Rev. Ted Huffman

Followup to Yesterday's Blog

I suppose that you already have heard the news. Yesterday at about the same time that I was writing my blog Punxsutawney Phil was seeing his shadow and predicting six more weeks of winter. Regular readers will recall that I was wishing for such a prediction. Our winter has been so uncommonly mild that it feels like we haven’t really had any winter yet. Even the media are getting into the act. All day yesterday there were predictions on the radio of the snow that was heading our way. Never mind that the snow went 300 miles south of town. Never mind that I awoke to no snow on the ground. I suppose I could drive down to Scottsbluff to see a blizzard, but somehow it just doesn’t seem to be worth the effort.

Here is the deal, however. If we are going to get six more weeks of winter, I really, really, really hope that they’ve got some good sheds or a warm barn on the Giannonatti and Siaba ranches up by Ludlow. Here’s why:
sheering

This year the Black Hills Stock Show and Rodeo was host to the National Sheep Shearing Championships. Maybe some sports fans lost the event in all of the Super Bowl hype that is filling up the television, but if you grew up where I did, you’d know that sheep shearing is a manly sport. Did you ever try to wrestle a lamb? Try doing it with one hand while you are holding the clippers in the other. Add in a clock. Remember you get docked for each time you cut the sheep instead of the wool. It can get very interesting. It requires strength, dexterity and training.

The math is pretty simple. On the ranches a shearer gets paid about $3 per sheep. The more you shear in a day, the more money you earn. The really good shearers can separate the wool from a hundred sheep a day. Anything more than that is legendary. When I was a kid there was a rumor of a traveling shearer who could do 200 head a day. I never got to see the guy, but I have always believed that he is out there somewhere.

Most ranchers don’t have enough sheep to handle very many shearers who can shear 200 sheep a day. They don’t really care how fast the shearers go as long as they don’t cut the sheep and don’t damage the wool. 300 sheep are going to cost $900 to get sheared. They should produce a couple thousand pounds of wool. If the price is good, say $2.25 a pound, there is enough to pay the shearers, the cost of feed and veterinarian supplies. There will also be a bit left over for equipment repairs and paying the power bill. Some years there’s a little grocery money in it as well.

There isn’t much glory or wealth in sheep ranching. The Shepherds in the Bible got some fame out of the deal, but not in their own lifetime. Even the shearers don’t get much glory. There are a couple of trophies and the national winner gets a belt buckle. It is about the size of a postcard and has some gold on it, but around the Civic Center this week, that buckle wouldn’t be out of place. It’s smaller than the buckles won by some of the rodeo cowboys.
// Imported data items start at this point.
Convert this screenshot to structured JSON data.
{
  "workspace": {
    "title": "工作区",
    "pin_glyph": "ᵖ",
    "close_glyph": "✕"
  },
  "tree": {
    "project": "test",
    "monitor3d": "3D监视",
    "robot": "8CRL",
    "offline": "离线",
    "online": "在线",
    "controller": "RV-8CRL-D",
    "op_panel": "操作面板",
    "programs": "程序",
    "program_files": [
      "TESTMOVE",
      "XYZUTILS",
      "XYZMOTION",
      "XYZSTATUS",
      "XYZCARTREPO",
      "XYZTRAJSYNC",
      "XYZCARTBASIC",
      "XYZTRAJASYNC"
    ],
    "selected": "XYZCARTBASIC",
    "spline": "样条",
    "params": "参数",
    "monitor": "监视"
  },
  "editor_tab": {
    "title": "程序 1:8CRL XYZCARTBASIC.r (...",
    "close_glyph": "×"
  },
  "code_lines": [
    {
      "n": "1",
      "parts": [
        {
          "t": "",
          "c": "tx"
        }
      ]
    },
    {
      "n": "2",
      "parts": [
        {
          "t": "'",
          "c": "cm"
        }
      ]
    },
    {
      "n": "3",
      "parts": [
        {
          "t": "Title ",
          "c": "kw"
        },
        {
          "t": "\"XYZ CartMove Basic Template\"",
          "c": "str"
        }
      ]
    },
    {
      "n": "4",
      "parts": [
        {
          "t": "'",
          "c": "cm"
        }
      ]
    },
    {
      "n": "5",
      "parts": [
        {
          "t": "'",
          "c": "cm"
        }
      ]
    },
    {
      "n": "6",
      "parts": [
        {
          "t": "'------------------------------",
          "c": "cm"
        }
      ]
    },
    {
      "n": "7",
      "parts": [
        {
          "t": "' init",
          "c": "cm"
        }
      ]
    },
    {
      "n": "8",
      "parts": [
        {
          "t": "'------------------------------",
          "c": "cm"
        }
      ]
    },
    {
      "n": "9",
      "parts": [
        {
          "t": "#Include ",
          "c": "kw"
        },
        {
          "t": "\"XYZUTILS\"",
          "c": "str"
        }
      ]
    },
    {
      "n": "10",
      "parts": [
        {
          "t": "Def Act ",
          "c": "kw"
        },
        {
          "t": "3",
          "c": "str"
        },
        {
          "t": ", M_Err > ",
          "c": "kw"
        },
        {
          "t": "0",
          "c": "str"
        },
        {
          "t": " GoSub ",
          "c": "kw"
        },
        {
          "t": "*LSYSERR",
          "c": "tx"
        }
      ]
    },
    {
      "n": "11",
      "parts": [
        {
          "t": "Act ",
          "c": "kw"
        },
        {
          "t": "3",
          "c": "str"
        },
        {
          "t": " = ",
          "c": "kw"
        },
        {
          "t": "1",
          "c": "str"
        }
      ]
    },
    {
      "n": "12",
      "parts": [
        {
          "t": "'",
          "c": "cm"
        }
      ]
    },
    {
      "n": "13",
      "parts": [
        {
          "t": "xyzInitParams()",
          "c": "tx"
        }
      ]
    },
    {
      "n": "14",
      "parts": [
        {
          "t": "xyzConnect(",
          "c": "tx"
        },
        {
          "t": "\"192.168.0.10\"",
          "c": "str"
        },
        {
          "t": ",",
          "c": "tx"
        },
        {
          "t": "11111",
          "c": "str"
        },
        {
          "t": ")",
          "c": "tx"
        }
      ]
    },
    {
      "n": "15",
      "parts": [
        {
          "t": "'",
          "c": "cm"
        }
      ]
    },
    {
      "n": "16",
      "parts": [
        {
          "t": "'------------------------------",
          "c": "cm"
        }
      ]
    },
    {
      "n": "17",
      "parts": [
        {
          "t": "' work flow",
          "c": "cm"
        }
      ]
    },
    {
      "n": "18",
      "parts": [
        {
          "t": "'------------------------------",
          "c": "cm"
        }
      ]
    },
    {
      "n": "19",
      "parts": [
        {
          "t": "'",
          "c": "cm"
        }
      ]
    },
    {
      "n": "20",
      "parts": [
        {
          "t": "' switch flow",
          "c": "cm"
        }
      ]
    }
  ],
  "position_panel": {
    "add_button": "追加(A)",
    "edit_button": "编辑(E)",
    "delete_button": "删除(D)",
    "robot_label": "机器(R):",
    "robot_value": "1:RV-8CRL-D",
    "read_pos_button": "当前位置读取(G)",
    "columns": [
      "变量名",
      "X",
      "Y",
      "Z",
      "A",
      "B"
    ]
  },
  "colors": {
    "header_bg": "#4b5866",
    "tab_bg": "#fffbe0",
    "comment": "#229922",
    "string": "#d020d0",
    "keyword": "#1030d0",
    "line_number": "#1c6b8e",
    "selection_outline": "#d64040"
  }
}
I guess we’ve come a long way if we can have a big stock show and rodeo with she sheep contests running alongside the rodeo. If you’re going to haul more than a hundred semi loads of dirt into the Civic Center and about half that amount onto the parking lot to accommodate all the critters, you might as well include sheep along with the cattle and horses. It wasn’t always so. There was a lot of animosity between cowboys and sheepherders back in the days when the leases on government pasture were cheap and critters straying from one place to another was common. In my hometown, the closest thing we had to an integrated bar was the Timber, where business people from town mixed with loggers. The sheepherders had their own bar at one end of the street and the cowboys had another at the other end. They didn’t need to have fighting words. If a cowboy stepped into The Court or a sheepherder into The Grand that was enough to make the sheriff nervous. If they actually ordered a drink it was enough to get a fight going. They usually didn’t bother to fight in the alley behind the bar – main street was good enough for a good old fight.

Those days are long gone, thank goodness. I’ve got friends that raise sheep and cattle on the same place. The sheepherders and cowboys are mixing well at the Civic Center this week. I guess the place isn’t quite fully integrated. At least I haven’t heard of a hog-hollering contest yet, but we’re making progress.

It is all in good fun. People get together are stock shows and they are good people so getting together with them is a treat. When they get together they have a good time and having a good time is what the whole event is about in the first place. In the ranching business there are plenty of days of solitude and lots of time to be out in the hills or plains by your self. You learn to be independent and self-reliant. When the shop says your 12 year old pickup truck isn’t worth repairing because it has a quarter of a million miles on it, you tow it back to the place for a parts truck and start shopping for a used truck of the same make, model and year with a few less miles on it. When something breaks, you fix it. So when there is an opportunity to get together with other folks you take it and you really enjoy it.
lambs

Which is why I hope that there are some warm barns up by Ludlow. The people may have been having a good time, but there are 300 or so sheep that just got sheared. If Punxsutawney Phil is right and we’re headed for six more weeks of winter that is a great big bunch of cold critters. They’ll probably spend the next six weeks dreaming of spring.

On the other hand, I’m glad they sheared some of them. If it does turn cold, I’ve got my fleece-lined moccasins and my wool blanket to keep me toasty until spring comes.